As expected, the voice quality of the prelingually deafened children was significantly worse than that of the postlingually deafened adults. After cochlear implantation, the children significantly improved their short-term and long-term F0 and amplitude variability. In adults, no significant improvement was detected. We suppose that the improvement is a consequence not only of the acquired hearing control but also of the adaptation ability of neuromuscular phonation control and the maturing of these control mechanisms in children. In adults, better phonation quality in general and lesser improvement after the implantation can be the results of well-developed and stable phonation patterns.

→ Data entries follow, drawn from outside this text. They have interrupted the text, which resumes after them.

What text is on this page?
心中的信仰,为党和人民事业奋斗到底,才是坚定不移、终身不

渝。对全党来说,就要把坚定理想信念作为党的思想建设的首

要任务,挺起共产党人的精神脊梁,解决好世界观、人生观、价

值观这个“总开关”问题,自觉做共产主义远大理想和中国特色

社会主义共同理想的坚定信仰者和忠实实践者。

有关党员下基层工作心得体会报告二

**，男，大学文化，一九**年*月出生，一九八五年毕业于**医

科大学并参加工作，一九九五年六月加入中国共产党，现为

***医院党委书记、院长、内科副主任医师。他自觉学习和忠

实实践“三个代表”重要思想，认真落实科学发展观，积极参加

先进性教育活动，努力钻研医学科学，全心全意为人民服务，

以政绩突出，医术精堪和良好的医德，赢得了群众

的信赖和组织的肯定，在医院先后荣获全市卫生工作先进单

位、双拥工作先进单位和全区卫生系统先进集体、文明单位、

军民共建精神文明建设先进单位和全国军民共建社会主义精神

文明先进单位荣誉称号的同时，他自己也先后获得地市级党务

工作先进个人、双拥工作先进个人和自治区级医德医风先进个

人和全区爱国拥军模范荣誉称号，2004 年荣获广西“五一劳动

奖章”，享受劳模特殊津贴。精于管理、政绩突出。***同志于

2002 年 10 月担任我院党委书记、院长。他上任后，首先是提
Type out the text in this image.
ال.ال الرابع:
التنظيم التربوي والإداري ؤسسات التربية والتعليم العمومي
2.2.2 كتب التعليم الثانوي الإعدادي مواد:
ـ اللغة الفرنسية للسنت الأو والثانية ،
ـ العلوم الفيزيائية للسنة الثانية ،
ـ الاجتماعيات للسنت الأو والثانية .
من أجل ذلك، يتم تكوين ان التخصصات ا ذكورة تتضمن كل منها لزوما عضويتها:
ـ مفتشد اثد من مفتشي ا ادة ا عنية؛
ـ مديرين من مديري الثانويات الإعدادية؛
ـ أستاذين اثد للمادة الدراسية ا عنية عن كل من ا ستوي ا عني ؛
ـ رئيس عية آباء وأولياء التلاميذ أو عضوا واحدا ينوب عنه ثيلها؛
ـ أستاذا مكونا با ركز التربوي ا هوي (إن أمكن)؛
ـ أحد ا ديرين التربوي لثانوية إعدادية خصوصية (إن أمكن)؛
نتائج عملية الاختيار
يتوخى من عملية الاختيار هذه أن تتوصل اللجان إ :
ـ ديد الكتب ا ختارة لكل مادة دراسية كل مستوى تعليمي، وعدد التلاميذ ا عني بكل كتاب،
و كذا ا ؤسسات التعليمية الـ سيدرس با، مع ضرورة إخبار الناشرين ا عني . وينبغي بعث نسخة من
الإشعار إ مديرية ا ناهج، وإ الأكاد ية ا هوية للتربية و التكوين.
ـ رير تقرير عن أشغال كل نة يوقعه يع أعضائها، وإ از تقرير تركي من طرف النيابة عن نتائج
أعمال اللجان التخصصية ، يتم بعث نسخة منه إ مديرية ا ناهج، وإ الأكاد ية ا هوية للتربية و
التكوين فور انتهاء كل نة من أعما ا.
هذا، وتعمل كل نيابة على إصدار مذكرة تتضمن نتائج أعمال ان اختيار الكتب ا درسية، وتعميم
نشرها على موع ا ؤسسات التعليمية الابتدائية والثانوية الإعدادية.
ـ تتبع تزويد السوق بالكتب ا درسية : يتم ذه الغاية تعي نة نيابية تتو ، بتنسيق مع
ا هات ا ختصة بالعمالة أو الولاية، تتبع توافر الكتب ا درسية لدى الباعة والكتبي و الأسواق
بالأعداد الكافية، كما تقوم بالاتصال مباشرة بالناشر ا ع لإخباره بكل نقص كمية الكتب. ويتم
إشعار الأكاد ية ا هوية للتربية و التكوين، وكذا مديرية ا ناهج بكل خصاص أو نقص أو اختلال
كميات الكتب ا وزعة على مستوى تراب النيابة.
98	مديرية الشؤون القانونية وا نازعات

评估人工耳蜗植入后获得性听觉控制对聋儿和成人某些嗓音参数的影响。
前瞻性临床研究。
三级转诊中心。
29名语前聋儿童和11名语后聋成人。
在人工耳蜗植入前以及植入后6至12个月,使用多维嗓音程序(Kay Elemetrics公司,新泽西州林肯公园)对元音/a/的样本进行分析。
测定并比较两个年龄组的平均基频(F0)、F0的短期变化(JIT)和幅度(SH)、F0的极长期变化(vF0)和幅度(vAm)以及噪声谐波比(NHR)。将儿童和成人植入前进行的声学分析结果与植入后进行比较。
在植入前后,儿童的JIT、SH、vF0和vAm均显著高于成人。语前聋儿童在使用人工耳蜗6至12个月后,其发声控制能力有显著改善(JIT:p = 0.014,SH:p = 0.011,vF0:p = 0.014,vAm:p = 0.031)。在语后聋成人中,植入后所研究的任何嗓音参数均未发现显著改善。儿童和成人植入后F0变化很小或无变化。
正如预期的那样,语前聋儿童的嗓音质量明显差于语后聋成人。人工耳蜗植入后,儿童的短期和长期F0及幅度变异性有显著改善。在成人中,未检测到显著改善。我们推测,这种改善不仅是获得性听觉控制的结果,也是儿童神经肌肉发声控制的适应能力以及这些控制机制成熟的结果。在成人中,总体上较好的发声质量以及植入后较小的改善可能是发达且稳定的发声模式的结果。